Hat sich erst einmal Schimmel
gebildet, so muss dieser vollständig entfernt werden. Ist nur die Oberfläche
befallen, kann der Befall z. B. durch Abkratzen, Entfernen von Tapete,
Putz oder Fugendichtmasse mit anschließender vollständiger Austrocknung
beseitigt werden. Maßnahmen wie das Behandeln mit pilztötenden
(fungiziden) Chemikalien, 70%igem Alkohol helfen in der Regel nur
kurzfristig bzw. bei einem relativ geringen oberflächlichen Befall.
Chemische Mittel auf Chlorbasis sind gesundheitlich bedenklich und
sollten in Wohnräumen nicht verwendet werden. Durch die Bleichwirkung von
Chlor "verschwindet" der Schimmel, tritt aber wieder in
Erscheinung, wenn der Wirkstoff aufgebraucht ist und weiterhin
ausreichend Feuchtigkeit vorhanden ist. Außerdem sollte darauf geachtet
werden, dass Mittel auf Chlorbasis nicht gleichzeitig bzw. zeitnah mit säurehaltigen
Reinigungsmitteln, z.B. Essigreiniger, verwendet werden, da sonst u. U.

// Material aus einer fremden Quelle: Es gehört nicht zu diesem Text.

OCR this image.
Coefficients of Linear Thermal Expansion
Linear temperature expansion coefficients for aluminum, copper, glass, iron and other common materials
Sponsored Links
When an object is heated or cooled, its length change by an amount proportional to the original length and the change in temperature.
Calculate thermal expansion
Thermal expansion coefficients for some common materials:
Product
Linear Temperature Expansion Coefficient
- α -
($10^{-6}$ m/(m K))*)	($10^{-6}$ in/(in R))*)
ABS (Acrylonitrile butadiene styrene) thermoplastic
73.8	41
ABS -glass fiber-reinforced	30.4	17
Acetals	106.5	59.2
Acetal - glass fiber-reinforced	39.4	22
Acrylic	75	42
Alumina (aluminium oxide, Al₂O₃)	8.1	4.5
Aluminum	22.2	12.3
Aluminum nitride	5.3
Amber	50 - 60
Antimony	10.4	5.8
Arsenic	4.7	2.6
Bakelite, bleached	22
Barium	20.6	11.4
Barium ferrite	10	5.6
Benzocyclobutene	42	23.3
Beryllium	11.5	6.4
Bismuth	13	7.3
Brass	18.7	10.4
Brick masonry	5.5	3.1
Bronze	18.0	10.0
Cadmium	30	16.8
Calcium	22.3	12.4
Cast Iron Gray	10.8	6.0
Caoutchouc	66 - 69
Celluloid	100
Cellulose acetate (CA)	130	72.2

gesundheitsschädliches Chlorgas entstehen kann. Gesundheitlich
unbedenklich und dennoch effektiv sind Mittel auf der Basis Wasserstoffperoxid oder
Fruchtsäuren. Solange die Feuchtigkeitsursachen nicht beseitigt sind,
tritt der Befall immer wieder auf.
Existiert der Schimmel schon lange
Zeit vor dem Entdecken, so hilft oft nicht mehr das oberflächliche
Entfernen, da er mit seinem Pilzgeflecht schon tief in den Untergrund eingedrungen
ist. In solchen Fällen sind dann häufig nur größere bauliche Maßnahmen
erfolgreich, da sonst der Pilz aus dem Untergrund immer wieder an die
Oberfläche dringt. Am wichtigsten ist auch hier, dass die
Feuchtigkeitsursachen beseitigt werden, um den Pilzen die
Lebensgrundlagen zu entziehen. Bei großen Schäden sollten die Sanierungsarbeiten möglichst
nicht im Do-it-yourself-Verfahren sondern von einem erfahrenen
Fachunternehmen durchgeführt werden bzw. von einem Bausachverständigen
begleitet werden. Eine nicht fachgerechte bzw. nicht ausreichende
Sanierung kann zu kostenintensiven Folgeschäden führen.